Geometrical properties of ΩNN three-body states by realistic NN and first principles Lattice QCD ΩN potentials

Abstract

The Faddeev equations in coordinate space are solved to study the ΩNN and ΩΩN three-body systems using the latest ΩNS25 and ΩΩ S01 interactions developed by the HAL QCD Collaboration. We recalculate the binding energy of the ΩNN system by examining three NN potentials, i.e., modern realistic AV18 potential, Yukawa-type Malfliet-Tjon (MT) interaction, and Gogny-Pires-Tourreil (GPT) soft and local potential.
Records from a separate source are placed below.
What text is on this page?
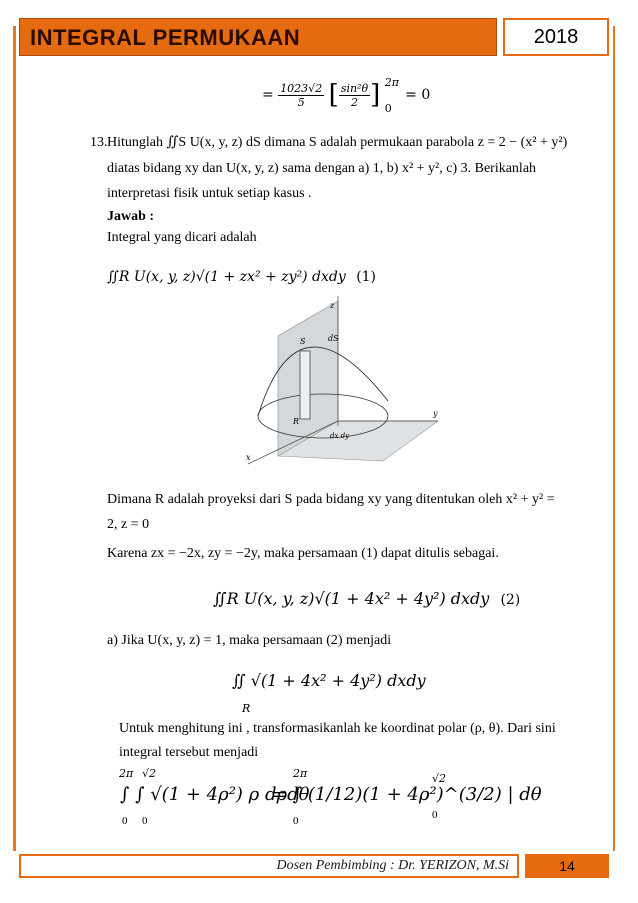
INTEGRAL PERMUKAAN	2018
= $\frac{1023√2}{5}$ [ $\frac{\text{sin²θ}}{2}$ ] 2π
0
= 0
13. Hitunglah ∬S U(x, y, z) dS dimana S adalah permukaan parabola z = 2 − (x² + y²)
diatas bidang xy dan U(x, y, z) sama dengan a) 1, b) x² + y², c) 3. Berikanlah
interpretasi fisik untuk setiap kasus .
Jawab :
Integral yang dicari adalah
∬R U(x, y, z)√(1 + zx² + zy²) dxdy (1)
z
S	dS
y
x
R
dx dy
Dimana R adalah proyeksi dari S pada bidang xy yang ditentukan oleh x² + y² =
2, z = 0
Karena zx = −2x, zy = −2y, maka persamaan (1) dapat ditulis sebagai.
∬R U(x, y, z)√(1 + 4x² + 4y²) dxdy (2)
a) Jika U(x, y, z) = 1, maka persamaan (2) menjadi
∬ √(1 + 4x² + 4y²) dxdy
R
Untuk menghitung ini , transformasikanlah ke koordinat polar (ρ, θ). Dari sini
integral tersebut menjadi
2π √2
∫ ∫ √(1 + 4ρ²) ρ dρdθ
0 0
2π
= ∫ (1/12)(1 + 4ρ²)^(3/2) | dθ
0
√2
0
Dosen Pembimbing : Dr. YERIZON, M.Si	14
We take into account the contribution of the Coulomb potential. Our numerical calculations for Ωd(T=0) in maximum spin 5/2+ confirm ground state binding energy of 20.953, 19.368, and 20.439 MeV and a matter radius of 1.097, 1.373, and 1.309 fm using MT, GPT, and AV18 NN potentials, respectively. In the case of Ωd(0)5/2+ system, our numerical analysis shows that considering higher partial waves than s wave in NN interactions leads to an increase of about 0.2 MeV using GPT and about 0.1 MeV reduction with AV18 potentials. We study the convergence of three-body binding energies in a cluster model using the hyperspherical harmonics method and investigate the geometrical properties of Ωd(0)5/2+ ground states.